8ª edição – Crônica: “O Primeiro Carnaval” – Ivone Rosa
O PRIMEIRO CARNAVAL
Ivone Rosa
Não consigo precisar a minha idade na época, porém eu ainda acreditava em coisas fantásticas! Quando uma grande caixa chegou à minha casa, levada pelo meu pai, ouvi minha irmã mais velha dizer: “vai ficar linda nela!” Não sabia o porquê, mas não me deixaram ver o conteúdo da caixa.

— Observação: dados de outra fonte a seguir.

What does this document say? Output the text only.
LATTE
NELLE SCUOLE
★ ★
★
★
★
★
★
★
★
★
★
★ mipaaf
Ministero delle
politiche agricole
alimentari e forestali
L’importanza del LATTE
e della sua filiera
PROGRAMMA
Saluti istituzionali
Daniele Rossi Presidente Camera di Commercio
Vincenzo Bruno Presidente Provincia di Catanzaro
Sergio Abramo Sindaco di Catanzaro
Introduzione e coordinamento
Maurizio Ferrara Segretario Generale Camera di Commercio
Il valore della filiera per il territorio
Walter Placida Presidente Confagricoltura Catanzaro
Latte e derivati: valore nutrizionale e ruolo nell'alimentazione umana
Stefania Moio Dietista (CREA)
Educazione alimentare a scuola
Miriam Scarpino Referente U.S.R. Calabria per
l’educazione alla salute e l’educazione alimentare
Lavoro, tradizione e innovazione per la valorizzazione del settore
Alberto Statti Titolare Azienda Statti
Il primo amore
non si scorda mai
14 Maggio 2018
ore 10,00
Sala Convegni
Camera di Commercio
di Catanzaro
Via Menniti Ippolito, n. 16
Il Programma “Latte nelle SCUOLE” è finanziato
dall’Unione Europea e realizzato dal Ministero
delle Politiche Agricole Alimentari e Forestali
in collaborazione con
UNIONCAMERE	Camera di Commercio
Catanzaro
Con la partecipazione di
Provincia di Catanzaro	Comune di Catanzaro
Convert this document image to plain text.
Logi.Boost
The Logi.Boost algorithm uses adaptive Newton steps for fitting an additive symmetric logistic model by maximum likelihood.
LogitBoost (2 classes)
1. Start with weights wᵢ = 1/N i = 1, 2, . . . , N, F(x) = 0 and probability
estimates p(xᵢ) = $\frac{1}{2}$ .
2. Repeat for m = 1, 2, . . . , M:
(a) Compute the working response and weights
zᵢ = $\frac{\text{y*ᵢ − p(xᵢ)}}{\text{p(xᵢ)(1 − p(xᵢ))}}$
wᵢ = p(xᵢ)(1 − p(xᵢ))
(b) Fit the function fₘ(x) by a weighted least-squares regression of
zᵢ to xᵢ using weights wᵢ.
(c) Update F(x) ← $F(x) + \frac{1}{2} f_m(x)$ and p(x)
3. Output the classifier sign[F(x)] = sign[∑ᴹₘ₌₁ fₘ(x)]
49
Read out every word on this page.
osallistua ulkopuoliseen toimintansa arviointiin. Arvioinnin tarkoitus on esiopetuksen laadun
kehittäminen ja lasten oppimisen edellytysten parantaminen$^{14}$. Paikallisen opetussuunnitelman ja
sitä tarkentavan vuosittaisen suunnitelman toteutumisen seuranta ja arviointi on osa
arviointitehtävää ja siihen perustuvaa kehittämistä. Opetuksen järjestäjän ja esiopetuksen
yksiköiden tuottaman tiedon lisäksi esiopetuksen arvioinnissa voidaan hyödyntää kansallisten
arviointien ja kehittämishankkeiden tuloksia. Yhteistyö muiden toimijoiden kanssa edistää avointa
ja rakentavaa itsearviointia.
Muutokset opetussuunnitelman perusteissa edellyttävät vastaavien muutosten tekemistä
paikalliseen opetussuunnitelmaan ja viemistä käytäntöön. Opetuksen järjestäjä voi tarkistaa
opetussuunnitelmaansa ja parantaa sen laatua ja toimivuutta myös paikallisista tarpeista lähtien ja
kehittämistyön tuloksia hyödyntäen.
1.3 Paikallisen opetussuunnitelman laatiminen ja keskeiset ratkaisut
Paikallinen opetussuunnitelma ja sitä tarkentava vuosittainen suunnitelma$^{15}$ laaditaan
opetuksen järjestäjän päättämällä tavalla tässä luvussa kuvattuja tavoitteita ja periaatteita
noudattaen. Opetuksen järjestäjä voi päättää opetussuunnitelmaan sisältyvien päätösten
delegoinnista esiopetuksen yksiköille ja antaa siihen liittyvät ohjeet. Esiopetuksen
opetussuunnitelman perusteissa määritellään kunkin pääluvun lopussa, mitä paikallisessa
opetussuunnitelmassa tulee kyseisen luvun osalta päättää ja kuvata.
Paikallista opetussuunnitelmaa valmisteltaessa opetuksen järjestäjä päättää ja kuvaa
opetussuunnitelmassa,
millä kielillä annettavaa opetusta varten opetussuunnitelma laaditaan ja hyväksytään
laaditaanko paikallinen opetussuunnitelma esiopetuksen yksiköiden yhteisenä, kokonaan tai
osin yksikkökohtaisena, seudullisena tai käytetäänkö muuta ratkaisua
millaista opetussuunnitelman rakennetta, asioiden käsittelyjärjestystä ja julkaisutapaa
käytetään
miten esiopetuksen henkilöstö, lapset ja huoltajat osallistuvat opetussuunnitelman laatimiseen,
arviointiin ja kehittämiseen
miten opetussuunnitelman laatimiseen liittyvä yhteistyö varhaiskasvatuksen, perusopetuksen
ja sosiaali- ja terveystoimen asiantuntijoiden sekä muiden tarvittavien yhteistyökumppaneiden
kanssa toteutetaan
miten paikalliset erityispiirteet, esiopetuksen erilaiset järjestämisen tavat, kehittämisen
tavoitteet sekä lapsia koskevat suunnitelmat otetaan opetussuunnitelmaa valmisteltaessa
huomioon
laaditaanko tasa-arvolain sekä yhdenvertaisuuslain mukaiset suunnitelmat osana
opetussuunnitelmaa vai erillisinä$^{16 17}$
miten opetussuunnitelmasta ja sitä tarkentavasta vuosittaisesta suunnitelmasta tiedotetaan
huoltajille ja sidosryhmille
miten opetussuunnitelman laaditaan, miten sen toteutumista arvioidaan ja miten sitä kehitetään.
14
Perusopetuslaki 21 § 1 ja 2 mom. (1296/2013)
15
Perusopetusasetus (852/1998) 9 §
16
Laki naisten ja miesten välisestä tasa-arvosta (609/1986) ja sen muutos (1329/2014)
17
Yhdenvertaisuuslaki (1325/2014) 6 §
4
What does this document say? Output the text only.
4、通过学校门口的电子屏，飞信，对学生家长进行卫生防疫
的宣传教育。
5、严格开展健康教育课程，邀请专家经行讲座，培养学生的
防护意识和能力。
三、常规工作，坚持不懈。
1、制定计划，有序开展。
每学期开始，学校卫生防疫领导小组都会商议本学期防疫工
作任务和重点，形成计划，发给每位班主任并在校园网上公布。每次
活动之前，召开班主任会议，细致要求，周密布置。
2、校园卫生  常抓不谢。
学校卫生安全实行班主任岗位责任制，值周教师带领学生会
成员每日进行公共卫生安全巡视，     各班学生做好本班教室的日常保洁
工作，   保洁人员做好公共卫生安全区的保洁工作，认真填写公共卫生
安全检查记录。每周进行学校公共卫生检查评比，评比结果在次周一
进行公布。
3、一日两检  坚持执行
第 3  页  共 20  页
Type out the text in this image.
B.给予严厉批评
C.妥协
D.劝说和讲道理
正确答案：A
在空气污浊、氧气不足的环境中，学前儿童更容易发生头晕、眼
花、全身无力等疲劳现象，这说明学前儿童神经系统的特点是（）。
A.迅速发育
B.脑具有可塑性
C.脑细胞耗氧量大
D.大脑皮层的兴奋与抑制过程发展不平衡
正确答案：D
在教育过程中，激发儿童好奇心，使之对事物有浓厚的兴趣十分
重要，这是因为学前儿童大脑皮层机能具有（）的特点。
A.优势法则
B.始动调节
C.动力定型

Dentro de casa, as músicas no rádio não deixavam ninguém esquecer as efemérides. Só tocavam marchinhas, e minha mãe sabia de cor todas elas! Com o feriado prolongado e as várias brincadeiras com crianças vizinhas, acabei esquecendo de perguntar sobre a caixa. Até que chegou o dia para desvendar o mistério. Era uma fantasia de índio. Não era colorida como sempre admirei. Havia um cocar comprido e uma saiazinha de penas brancas. Era tudo branco!
O passeio já estava combinado com a minha madrinha, uma carnavalesca nata, sempre muito animada! Minhas duas irmãs começaram separar meu figurino. Meus cabelos eram longos e volumosos; gostaria de sair com eles soltos, minha mãe não autorizou. Fizeram então duas tranças e prenderam as pontas com fitas brancas. Queria calçar tênis…não deixaram! Fui de sandálias, rasteirinha, também branca. Imaginei que toda frustação seria compensada quando, finalmente, eu colocasse o batom. Ledo engano! “Criança não pode usar maquiagem!” Reprovou minha irmã do meio.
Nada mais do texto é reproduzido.